Decades of research into human taste, food preferences and dietary choices, have confirmed that what stimulates us most is a combination of sugar and fat. Mix the same amount of sugar into low fat and high fat products and people always choose the higher-fat mixtures.

Kessler cites one experiment with two groups of rats. One group was allowed to eat freely while the diet of another group was restricted. Both then headed towards a chocolate-flavoured cereal high in sugar and fat at almost the same speed. The absence of hunger made no difference to the appeal of the reward.

But it is Kessler’s insights into the food industry that are most interesting. He reports inside information from a variety of food consultants who confirmed that the industry creates dishes specifically to hit the three points of the compass – sugar, fat and salt.

“Chicken tenders,” he writes, “are so loaded with batter and fat that my source jokes that they’re a UFO - an unidentified fried object.”

Eating high-sugar, high-fat foods produces opioids in our brains that help calm us down and make us feel better - at least in the short term.

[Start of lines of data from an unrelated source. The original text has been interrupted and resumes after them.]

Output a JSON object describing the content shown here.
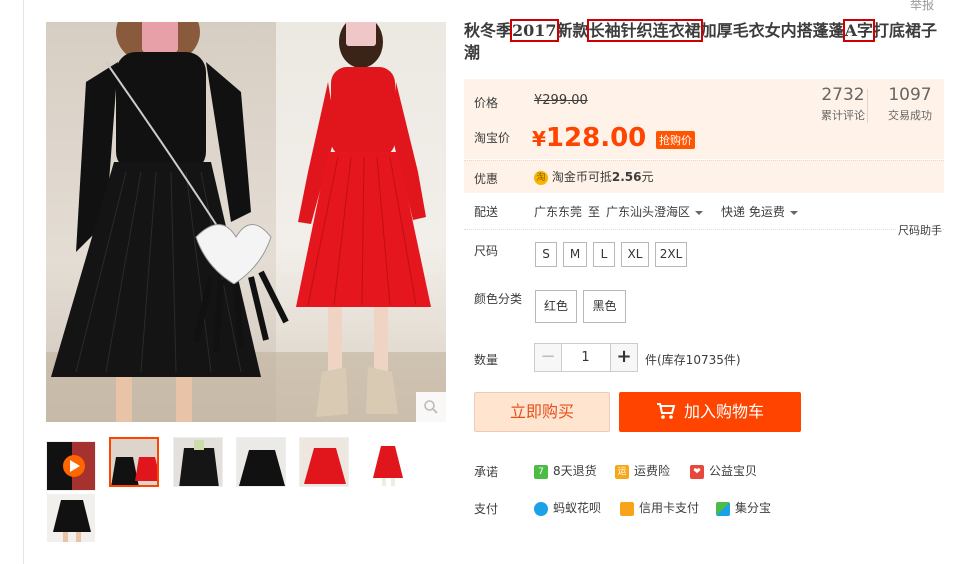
{
  "report_label": "举报",
  "title": {
    "p1": "秋冬季",
    "h1": "2017",
    "p2": "新款",
    "h2": "长袖针织连衣裙",
    "p3": "加厚毛衣女内搭蓬蓬",
    "h3": "A字",
    "p4": "打底裙子潮"
  },
  "price": {
    "label": "价格",
    "old": "¥299.00",
    "tb_label": "淘宝价",
    "currency": "¥",
    "new": "128.00",
    "badge": "抢购价"
  },
  "stats": [
    {
      "num": "2732",
      "label": "累计评论"
    },
    {
      "num": "1097",
      "label": "交易成功"
    }
  ],
  "promo": {
    "label": "优惠",
    "icon": "淘",
    "text": "淘金币可抵",
    "amount": "2.56",
    "unit": "元"
  },
  "delivery": {
    "label": "配送",
    "from": "广东东莞",
    "to_word": "至",
    "to": "广东汕头澄海区",
    "method": "快递 免运费"
  },
  "size_help": "尺码助手",
  "size": {
    "label": "尺码",
    "options": [
      "S",
      "M",
      "L",
      "XL",
      "2XL"
    ]
  },
  "color": {
    "label": "颜色分类",
    "options": [
      "红色",
      "黑色"
    ]
  },
  "quantity": {
    "label": "数量",
    "minus": "−",
    "value": "1",
    "plus": "+",
    "stock": "件(库存10735件)"
  },
  "buttons": {
    "buy": "立即购买",
    "cart": "加入购物车"
  },
  "promise": {
    "label": "承诺",
    "items": [
      "8天退货",
      "运费险",
      "公益宝贝"
    ],
    "icons": [
      "7",
      "运",
      "❤"
    ]
  },
  "payment": {
    "label": "支付",
    "items": [
      "蚂蚁花呗",
      "信用卡支付",
      "集分宝"
    ]
  },
  "colors": {
    "accent": "#ff4400",
    "price_bg": "#fff2e8",
    "highlight_box": "#cc0000"
  }
}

That’s why infants cry less when given sugar water and animals feel less pain when administered opioid-like drugs. “Eating highly palatable food activates the opioid circuits...The more rewarding the food, the greater the attention we direct toward it and the more vigorously we pursue it.”

In addition to that, the conditions under which we encounter foods switch on powerful brain chemicals that compel us to eat. We learn to want a food or some other substance we once liked. Putting all this together gives the following picture, he says:

“A cue triggers a dopamine-fueled urge...dopamine leads us to food...eating food leads to opioid release...and the production of both dopamine and opioids stimulates further eating...The more rewarding the food, the stronger the learning experience that creates the automatic behaviour.”

And the goal of food design is to make products as rewarding as possible. The result is hyper-palatable food that goes down easily, is readily available and inexpensive – a sort of adult baby food.

And according to US figures we are eating more of everything these days. Per capita consumption of fats and oils jumped 63 per cent over the past 30-odd years. Use of sugars and sweeteners was up 19 per cent. We ate 43 per cent more grain and 7 per cent more meat, eggs, and nuts over the same period. We are also eating 24 per cent more vegetables - but most of those are deep-fried potatoes, otherwise known as french fries.

Then there are the portion sizes. Food designers say that if you make plates bigger and fill them more, everyone makes more money. Supersize options and all-you-can-eat specials give consumers access to a bottomless well of food for a fractional increase in cost. It’s cheap and its always available.

“Based on these findings,” Kessler says, “an argument can be made that conditioned overeating is a syndrome, or a condition characterised by a cluster of symptoms...These patterns almost certainly contribute significantly to the exploding obesity epidemic...A conducive environment is necessary to trigger hypereating. That’s exactly what we have today.”

The bad news is that there’s no quick fix - it’s simply impossible to avoid the temptation of highly palatable foods all the time in today’s world. The good news is that we can begin to train ourselves to alter the reactions that are generated by stimulation. And awareness of the problem is the first step along this road, Kessler says.

Of course, these findings apply to everyone, but lower income families are more at risk because of lack of awareness and lack of cash, with cascading consequences as noted above. So in future the idea is to make welfare payments conditional on nutritional training, use of nutritional supplements and other related behaviours.

It may be one of the best things we can do to alleviate poverty. According to Nancy Birdsall of the Centre for Global Development, cash transfers to poor families that are conditional on their participation in education, health, and nutrition services may be “as close as you can come to a magic bullet in development.”